Unlike typical play areas, inclusive playgrounds are designed to address the diverse needs of children at play. They are barrier-free and accessible to children and caregivers with mobility challenges and have features like directional braille indicator signs to help those who are blind or partially sighted enjoy the playground. There are also enclosed or semi-private areas where children can take a break when they are feeling overstimulated. The City aims to have an inclusive play space or recreational opportunity within a 5 km radius of every Calgarian as part of the Council-approved Inclusive Play Spaces Implementation Plan. Citizens are encouraged to provide feedback that will help guide the design of future inclusive playgrounds.

Somerset Spray Park


Picture28Completed this year, Somerset Spray Park reopened in June with a number of improvements to the 25-year-old park through a close collaboration with the Somerset Resident’s Association.
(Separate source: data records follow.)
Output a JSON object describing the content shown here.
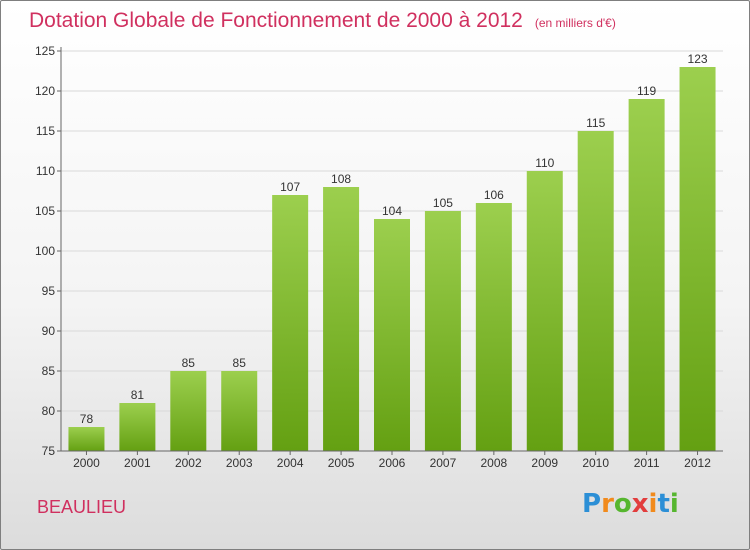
{
  "chart_data": {
    "type": "bar",
    "title": "Dotation Globale de Fonctionnement de 2000 à 2012",
    "subtitle": "(en milliers d'€)",
    "xlabel": "",
    "ylabel": "",
    "categories": [
      "2000",
      "2001",
      "2002",
      "2003",
      "2004",
      "2005",
      "2006",
      "2007",
      "2008",
      "2009",
      "2010",
      "2011",
      "2012"
    ],
    "values": [
      78,
      81,
      85,
      85,
      107,
      108,
      104,
      105,
      106,
      110,
      115,
      119,
      123
    ],
    "value_labels": [
      "78",
      "81",
      "85",
      "85",
      "107",
      "108",
      "104",
      "105",
      "106",
      "110",
      "115",
      "119",
      "123"
    ],
    "ylim": [
      75,
      125
    ],
    "yticks": [
      75,
      80,
      85,
      90,
      95,
      100,
      105,
      110,
      115,
      120,
      125
    ],
    "grid": true,
    "legend": "none",
    "bar_color_top": "#9ccf4e",
    "bar_color_bottom": "#64a012"
  },
  "location": "BEAULIEU",
  "logo": {
    "letters": [
      "P",
      "r",
      "o",
      "x",
      "i",
      "t",
      "i"
    ],
    "colors": [
      "#2c8fd6",
      "#f18a1c",
      "#56b62f",
      "#e23d3d",
      "#f18a1c",
      "#2c8fd6",
      "#56b62f"
    ]
  },
  "colors": {
    "title": "#d0305f",
    "grid": "#d9d9d9",
    "axis": "#666666"
  }
}
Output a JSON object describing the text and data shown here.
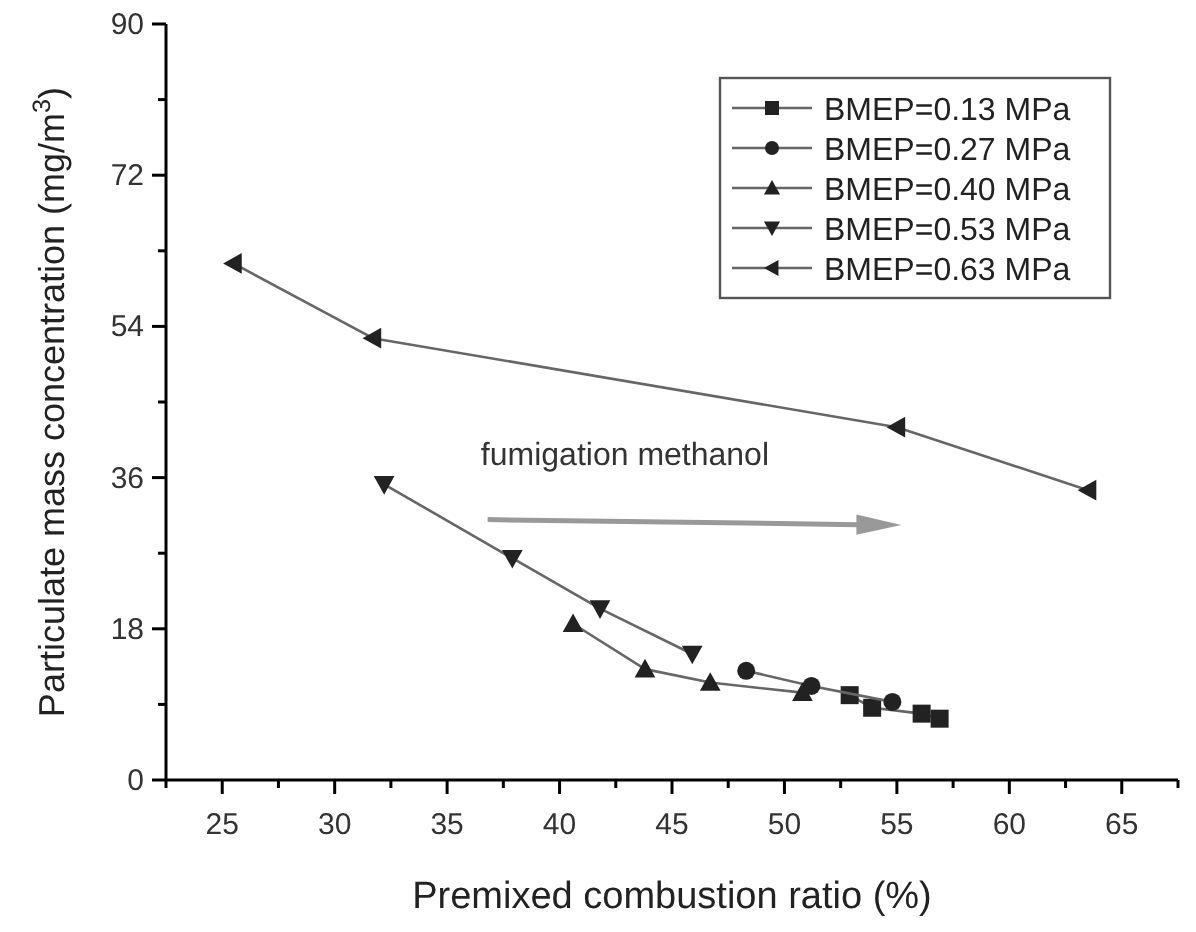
{
  "chart_data": {
    "type": "line",
    "xlabel": "Premixed combustion ratio (%)",
    "ylabel": "Particulate mass concentration (mg/m$^{3}$)",
    "xlim": [
      22.5,
      67.5
    ],
    "ylim": [
      0,
      90
    ],
    "xticks": [
      {
        "value": 22.5,
        "label": null
      },
      25,
      {
        "value": 27.5,
        "label": null
      },
      30,
      {
        "value": 32.5,
        "label": null
      },
      35,
      {
        "value": 37.5,
        "label": null
      },
      40,
      {
        "value": 42.5,
        "label": null
      },
      45,
      {
        "value": 47.5,
        "label": null
      },
      50,
      {
        "value": 52.5,
        "label": null
      },
      55,
      {
        "value": 57.5,
        "label": null
      },
      60,
      {
        "value": 62.5,
        "label": null
      },
      65,
      {
        "value": 67.5,
        "label": null
      }
    ],
    "yticks": [
      0,
      {
        "value": 9,
        "label": null
      },
      18,
      {
        "value": 27,
        "label": null
      },
      36,
      {
        "value": 45,
        "label": null
      },
      54,
      {
        "value": 63,
        "label": null
      },
      72,
      {
        "value": 81,
        "label": null
      },
      90
    ],
    "legend": "top right",
    "grid": false,
    "annotations": [
      "fumigation methanol"
    ],
    "series": [
      {
        "name": "BMEP=0.13 MPa",
        "color": "#222222",
        "marker": "square",
        "x": [
          52.9,
          53.9,
          56.1,
          56.9
        ],
        "values": [
          10.1,
          8.6,
          7.9,
          7.3
        ]
      },
      {
        "name": "BMEP=0.27 MPa",
        "color": "#222222",
        "marker": "circle",
        "x": [
          48.3,
          51.2,
          54.8
        ],
        "values": [
          13.0,
          11.2,
          9.3
        ]
      },
      {
        "name": "BMEP=0.40 MPa",
        "color": "#222222",
        "marker": "triangle",
        "x": [
          40.6,
          43.8,
          46.7,
          50.8
        ],
        "values": [
          18.6,
          13.2,
          11.6,
          10.4
        ]
      },
      {
        "name": "BMEP=0.53 MPa",
        "color": "#222222",
        "marker": "triangle-down",
        "x": [
          32.2,
          37.9,
          41.8,
          45.9
        ],
        "values": [
          35.2,
          26.4,
          20.4,
          15.0
        ]
      },
      {
        "name": "BMEP=0.63 MPa",
        "color": "#222222",
        "marker": "triangle-left",
        "x": [
          25.5,
          31.7,
          55.0,
          63.5
        ],
        "values": [
          61.5,
          52.6,
          42.0,
          34.5
        ]
      }
    ]
  }
}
The park now provides Calgarians in the south part of the city with an upgraded facility for all ages to enjoy.






Jack Long Park

Jack Long Park, the green space directly west of the Alexandra Centre in Inglewood, reopened this year following a redevelopment to improve the community park space. The updated park now offers a new recreational space for families and youth including a natural play area, picnic tables and a large family style harvest table and chairs, among other amenities.

Additional park features include paved areas that will serve as flexible spaces for small concerts and theatre events, food truck servicing, market kiosks, or other arts and cultural uses. Also located within the park are a rain garden and sculptural bike racks that the community voted on and added input to help finalize their design.

South Calgary Outdoor Pool


The South Calgary Outdoor Pool reopened in July following a replacement of the pool basin that will provide enhanced accessibility and extend the lifespan of the pool. The facility now features a 25-meter pool with swim lanes, a teaching area, and two accessible entry points. Improvements were also made to upgrade the circulation and filtration systems.